文体もまた擬態なのかもしれない

大学で天使に出会った私は、二十歳の誕生日にお酒の力を借りていよいよ彼女に関係を迫ろうとする。そこで意識されてしまうのは自分が男性ではないということだった。
という内容を回想を交えつつ、理性的な確かな筆致で綴られる一人称。
ときおり挿入される嫌味にならない程度の引用にニヤリとし、殺人ブルドーザー女のようなパワーワードじみた単語にクスリ、という具合にポップで饒舌な語りはすらすらと流れていく。
過去として語られる女子校での火遊びなんてのもいかにもで、一定のリアリティがある。
なのに、読み終わったときにまず自分が感じたのは「えっ?これで終わり」ってことだった。
というのも、あれだけ丁寧に内面を描写されてきたのに、タイトルにもなっている金閣炎上からあとがあまりにもあっさりとしていたから。
おい、肝心な部分がねーじゃねぇか。
本歌である『金閣寺』がそうだからと言ってしまえばそれまでなんだが、出会いの下りも濁されていたしどうなっているんだ。金返せ。ぶーぶー。
となって、作品ページを見返してみたらテーマが擬態となっている。
たしかに、事に及ぶに当たって役割として男であることが求められるのは擬態かもしれない。

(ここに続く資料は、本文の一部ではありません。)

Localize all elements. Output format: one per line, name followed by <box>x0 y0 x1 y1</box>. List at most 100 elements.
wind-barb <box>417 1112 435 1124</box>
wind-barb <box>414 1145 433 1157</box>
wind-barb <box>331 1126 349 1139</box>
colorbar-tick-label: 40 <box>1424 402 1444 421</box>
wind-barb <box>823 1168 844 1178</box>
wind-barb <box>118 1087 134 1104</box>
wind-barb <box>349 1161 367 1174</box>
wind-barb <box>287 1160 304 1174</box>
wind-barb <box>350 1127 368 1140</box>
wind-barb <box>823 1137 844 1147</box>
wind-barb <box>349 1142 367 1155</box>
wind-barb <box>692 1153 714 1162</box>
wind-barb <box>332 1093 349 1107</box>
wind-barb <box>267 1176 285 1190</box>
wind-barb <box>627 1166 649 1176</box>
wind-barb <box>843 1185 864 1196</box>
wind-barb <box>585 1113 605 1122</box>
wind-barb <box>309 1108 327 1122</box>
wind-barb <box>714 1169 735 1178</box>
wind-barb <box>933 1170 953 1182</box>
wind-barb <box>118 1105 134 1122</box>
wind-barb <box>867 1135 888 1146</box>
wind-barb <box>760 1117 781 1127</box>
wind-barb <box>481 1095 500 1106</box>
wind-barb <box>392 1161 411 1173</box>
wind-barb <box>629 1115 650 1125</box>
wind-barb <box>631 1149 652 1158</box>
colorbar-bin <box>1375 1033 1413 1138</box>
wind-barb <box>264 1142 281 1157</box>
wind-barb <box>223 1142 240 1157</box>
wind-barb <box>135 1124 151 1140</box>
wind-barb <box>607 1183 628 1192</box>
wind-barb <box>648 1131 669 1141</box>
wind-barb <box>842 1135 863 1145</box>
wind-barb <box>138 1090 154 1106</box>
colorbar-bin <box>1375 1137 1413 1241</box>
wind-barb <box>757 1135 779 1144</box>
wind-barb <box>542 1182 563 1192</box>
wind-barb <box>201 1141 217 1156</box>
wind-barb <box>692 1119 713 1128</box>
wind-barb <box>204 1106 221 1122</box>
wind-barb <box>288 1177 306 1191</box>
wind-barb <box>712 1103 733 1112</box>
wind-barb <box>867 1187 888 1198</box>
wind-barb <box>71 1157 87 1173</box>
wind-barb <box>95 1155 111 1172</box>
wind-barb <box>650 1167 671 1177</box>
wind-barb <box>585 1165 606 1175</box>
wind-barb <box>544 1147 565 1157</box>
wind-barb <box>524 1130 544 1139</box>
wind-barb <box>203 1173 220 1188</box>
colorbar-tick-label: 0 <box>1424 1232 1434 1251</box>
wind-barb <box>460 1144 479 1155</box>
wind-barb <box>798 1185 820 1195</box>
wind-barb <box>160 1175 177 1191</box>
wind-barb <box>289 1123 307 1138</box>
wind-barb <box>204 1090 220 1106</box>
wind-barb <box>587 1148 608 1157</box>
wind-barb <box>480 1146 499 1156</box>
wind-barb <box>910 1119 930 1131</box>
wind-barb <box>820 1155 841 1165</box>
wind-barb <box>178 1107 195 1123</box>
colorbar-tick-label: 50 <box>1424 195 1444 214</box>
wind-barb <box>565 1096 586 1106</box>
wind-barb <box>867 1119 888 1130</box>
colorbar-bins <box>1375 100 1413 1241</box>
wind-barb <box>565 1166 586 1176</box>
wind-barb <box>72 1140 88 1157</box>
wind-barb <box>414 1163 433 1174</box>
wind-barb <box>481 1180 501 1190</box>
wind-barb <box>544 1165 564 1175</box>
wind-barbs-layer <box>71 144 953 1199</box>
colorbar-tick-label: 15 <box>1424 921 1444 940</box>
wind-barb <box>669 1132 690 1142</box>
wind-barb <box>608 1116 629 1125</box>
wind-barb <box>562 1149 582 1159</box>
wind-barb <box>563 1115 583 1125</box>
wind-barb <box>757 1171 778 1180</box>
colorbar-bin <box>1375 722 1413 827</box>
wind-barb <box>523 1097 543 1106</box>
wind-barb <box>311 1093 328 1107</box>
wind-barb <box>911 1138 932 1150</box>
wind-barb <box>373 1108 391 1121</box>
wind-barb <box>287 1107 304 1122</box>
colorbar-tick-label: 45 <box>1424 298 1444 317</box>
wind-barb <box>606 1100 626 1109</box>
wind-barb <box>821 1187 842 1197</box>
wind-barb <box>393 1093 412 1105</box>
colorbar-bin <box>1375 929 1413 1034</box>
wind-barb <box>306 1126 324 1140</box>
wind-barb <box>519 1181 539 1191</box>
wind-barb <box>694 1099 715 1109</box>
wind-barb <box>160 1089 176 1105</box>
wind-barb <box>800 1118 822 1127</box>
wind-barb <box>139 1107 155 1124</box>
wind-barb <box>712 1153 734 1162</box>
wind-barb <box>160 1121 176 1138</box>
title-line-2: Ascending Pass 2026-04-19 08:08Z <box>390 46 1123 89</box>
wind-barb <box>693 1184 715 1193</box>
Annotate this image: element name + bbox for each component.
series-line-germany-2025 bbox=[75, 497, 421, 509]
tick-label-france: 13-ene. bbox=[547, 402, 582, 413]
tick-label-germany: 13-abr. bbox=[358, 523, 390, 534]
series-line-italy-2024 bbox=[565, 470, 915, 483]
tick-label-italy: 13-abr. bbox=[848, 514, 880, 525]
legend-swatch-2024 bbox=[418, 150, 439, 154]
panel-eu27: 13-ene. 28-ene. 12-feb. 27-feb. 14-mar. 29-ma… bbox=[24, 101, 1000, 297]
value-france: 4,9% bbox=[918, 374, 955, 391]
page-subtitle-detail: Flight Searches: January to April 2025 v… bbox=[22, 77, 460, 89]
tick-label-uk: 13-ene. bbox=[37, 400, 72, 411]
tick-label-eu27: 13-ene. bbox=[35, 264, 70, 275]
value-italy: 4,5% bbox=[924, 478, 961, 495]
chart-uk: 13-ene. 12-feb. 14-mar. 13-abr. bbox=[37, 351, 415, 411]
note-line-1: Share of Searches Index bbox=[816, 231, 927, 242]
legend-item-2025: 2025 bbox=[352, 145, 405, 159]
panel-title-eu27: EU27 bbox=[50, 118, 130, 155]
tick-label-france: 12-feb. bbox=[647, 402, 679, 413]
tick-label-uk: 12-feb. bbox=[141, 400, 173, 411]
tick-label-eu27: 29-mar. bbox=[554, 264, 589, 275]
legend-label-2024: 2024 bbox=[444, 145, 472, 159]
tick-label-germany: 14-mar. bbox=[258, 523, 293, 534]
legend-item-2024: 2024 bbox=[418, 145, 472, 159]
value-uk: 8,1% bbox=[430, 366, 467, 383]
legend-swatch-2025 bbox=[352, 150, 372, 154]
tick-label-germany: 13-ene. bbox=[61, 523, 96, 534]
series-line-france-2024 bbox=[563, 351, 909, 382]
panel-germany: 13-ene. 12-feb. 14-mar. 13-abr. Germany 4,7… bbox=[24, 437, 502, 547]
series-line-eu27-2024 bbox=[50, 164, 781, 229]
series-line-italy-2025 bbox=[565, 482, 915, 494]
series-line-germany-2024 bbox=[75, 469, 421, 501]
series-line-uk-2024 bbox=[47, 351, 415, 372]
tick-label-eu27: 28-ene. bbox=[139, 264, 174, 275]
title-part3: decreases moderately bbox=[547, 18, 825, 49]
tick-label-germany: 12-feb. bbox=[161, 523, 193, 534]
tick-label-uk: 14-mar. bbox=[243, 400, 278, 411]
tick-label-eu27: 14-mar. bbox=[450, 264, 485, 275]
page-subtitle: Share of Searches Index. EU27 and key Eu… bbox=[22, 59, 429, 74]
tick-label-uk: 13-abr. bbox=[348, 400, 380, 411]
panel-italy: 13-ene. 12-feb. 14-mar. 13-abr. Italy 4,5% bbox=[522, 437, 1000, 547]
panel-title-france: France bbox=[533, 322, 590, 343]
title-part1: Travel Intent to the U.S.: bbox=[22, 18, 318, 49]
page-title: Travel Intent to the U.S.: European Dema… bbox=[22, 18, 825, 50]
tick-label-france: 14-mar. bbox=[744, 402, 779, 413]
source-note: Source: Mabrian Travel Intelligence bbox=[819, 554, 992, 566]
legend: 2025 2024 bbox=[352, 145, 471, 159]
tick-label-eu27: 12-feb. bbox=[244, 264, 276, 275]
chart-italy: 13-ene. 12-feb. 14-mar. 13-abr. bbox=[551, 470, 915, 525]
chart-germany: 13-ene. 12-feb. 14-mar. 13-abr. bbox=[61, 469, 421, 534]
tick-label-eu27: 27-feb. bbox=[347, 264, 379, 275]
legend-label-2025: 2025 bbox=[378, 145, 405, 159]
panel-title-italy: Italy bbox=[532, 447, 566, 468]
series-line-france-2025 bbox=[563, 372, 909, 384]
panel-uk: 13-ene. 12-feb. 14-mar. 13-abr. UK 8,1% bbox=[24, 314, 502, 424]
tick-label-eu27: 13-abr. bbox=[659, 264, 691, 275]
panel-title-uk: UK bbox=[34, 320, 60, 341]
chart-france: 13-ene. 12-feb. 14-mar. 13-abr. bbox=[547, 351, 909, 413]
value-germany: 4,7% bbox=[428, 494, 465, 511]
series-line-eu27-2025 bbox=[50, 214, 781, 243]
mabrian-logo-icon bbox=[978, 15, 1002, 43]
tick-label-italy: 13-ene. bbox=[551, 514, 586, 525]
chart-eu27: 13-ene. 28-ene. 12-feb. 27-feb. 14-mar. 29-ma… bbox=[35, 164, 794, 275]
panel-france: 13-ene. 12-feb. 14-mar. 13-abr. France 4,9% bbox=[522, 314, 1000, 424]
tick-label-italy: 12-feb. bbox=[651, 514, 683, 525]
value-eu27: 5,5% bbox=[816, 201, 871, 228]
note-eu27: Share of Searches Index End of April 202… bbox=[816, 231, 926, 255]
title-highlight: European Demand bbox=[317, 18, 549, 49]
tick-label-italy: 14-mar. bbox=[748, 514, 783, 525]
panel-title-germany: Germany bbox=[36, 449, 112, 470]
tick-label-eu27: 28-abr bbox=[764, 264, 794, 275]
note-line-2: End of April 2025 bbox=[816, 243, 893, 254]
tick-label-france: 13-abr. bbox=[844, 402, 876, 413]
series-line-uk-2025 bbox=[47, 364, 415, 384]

金閣炎上の前後を比較すれば、天使だった彼女もある種擬態だったのかもしれない。
しかし、それだけなのだろうか。
読んでいる間つきまとっていたのは、一定のリアリティがありながらその言葉がどこか空虚さを孕んでいるということだった。
思えば、教養で殴るスノッブじみた圧も、理知的な語りも、一般的に男性的だとされているものではないか。
だからこそ、肝心な部分は語られなかったのではないか。
男性に擬態しようとした彼女は語るべき言葉を持たなかったのではないか。
プロメテウスの火は知恵、言葉は光。
その火によって生じた光が強ければ強いほど、陰は濃いものとなる。
肝心な部分は語られなかったが、語られなかったからこそ、それが確かにあったのだと思いを馳せたくなる。

みたいなことを考えたのは、それが百合だったから。
どんな形であれ百合はてぇてぇのだ。